One-step Language Modeling
via Continuous Denoising

1KAIST, 2Carnegie Mellon University
Equal advising

TL;DR

We introduce Flow-based Language Model (FLM) and Flow-map Language Models (FMLM), a method that enables one-step parallel text generation through continuous denoising, achieving an 8.3× speedup over existing approaches. FLM outperforms discrete diffusion in both quality and speed.

Abstract

Language models based on discrete diffusion have attracted interest for their potential for faster generation than autoregressive models. In practice, however, they are challenged by a sharp degradation of sample quality in the few-step regime.

We show that language models leveraging flow-based continuous denoising can outperform discrete diffusion in both quality and speed. By revisiting the fundamentals of flows over discrete modalities, we build Flow-based Language Model (FLM) that performs Euclidean denoising on one-hot token representations. The model is trained to predict clean data via multi-token classification, leveraging a simple time reparameterization that greatly improves training and generation.

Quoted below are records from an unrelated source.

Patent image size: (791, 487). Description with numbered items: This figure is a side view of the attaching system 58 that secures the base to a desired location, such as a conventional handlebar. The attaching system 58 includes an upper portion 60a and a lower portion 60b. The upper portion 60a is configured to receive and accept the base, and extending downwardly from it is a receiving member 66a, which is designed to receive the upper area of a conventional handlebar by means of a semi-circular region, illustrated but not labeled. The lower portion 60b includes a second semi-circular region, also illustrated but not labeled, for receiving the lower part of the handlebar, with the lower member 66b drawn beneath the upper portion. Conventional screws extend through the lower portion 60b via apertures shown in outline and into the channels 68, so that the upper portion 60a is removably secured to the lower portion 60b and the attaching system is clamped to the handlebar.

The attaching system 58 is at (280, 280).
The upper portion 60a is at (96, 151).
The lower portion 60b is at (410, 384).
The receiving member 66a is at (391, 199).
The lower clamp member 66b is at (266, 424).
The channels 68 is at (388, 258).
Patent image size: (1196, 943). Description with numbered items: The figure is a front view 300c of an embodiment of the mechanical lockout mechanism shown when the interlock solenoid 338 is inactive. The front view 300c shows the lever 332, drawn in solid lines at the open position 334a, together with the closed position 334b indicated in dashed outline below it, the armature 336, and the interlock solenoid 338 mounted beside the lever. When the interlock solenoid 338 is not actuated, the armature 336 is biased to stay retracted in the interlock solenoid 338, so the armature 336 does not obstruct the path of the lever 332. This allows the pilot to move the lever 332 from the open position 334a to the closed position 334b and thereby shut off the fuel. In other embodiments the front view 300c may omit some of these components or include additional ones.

By distilling FLM into its associated flow map, we obtain Flow-map Language Model (FMLM) capable of few-step generation. On the LM1B and OWT language datasets, FLM attains generation quality outperforming state-of-the-art discrete diffusion models in many-step (512, 1024) regime. With FMLM, we outperform recent few-step language models across the board, achieving state-of-the-art performance in few-step (1, 2, 4, 8) regime, matching the 8-step quality of distilled discrete diffusion baselines in one-step. Our work calls into question the widely held hypothesis that discrete diffusion processes are necessary for generative modeling over discrete modalities, and paves the way toward accelerated flow-based language modeling at scale.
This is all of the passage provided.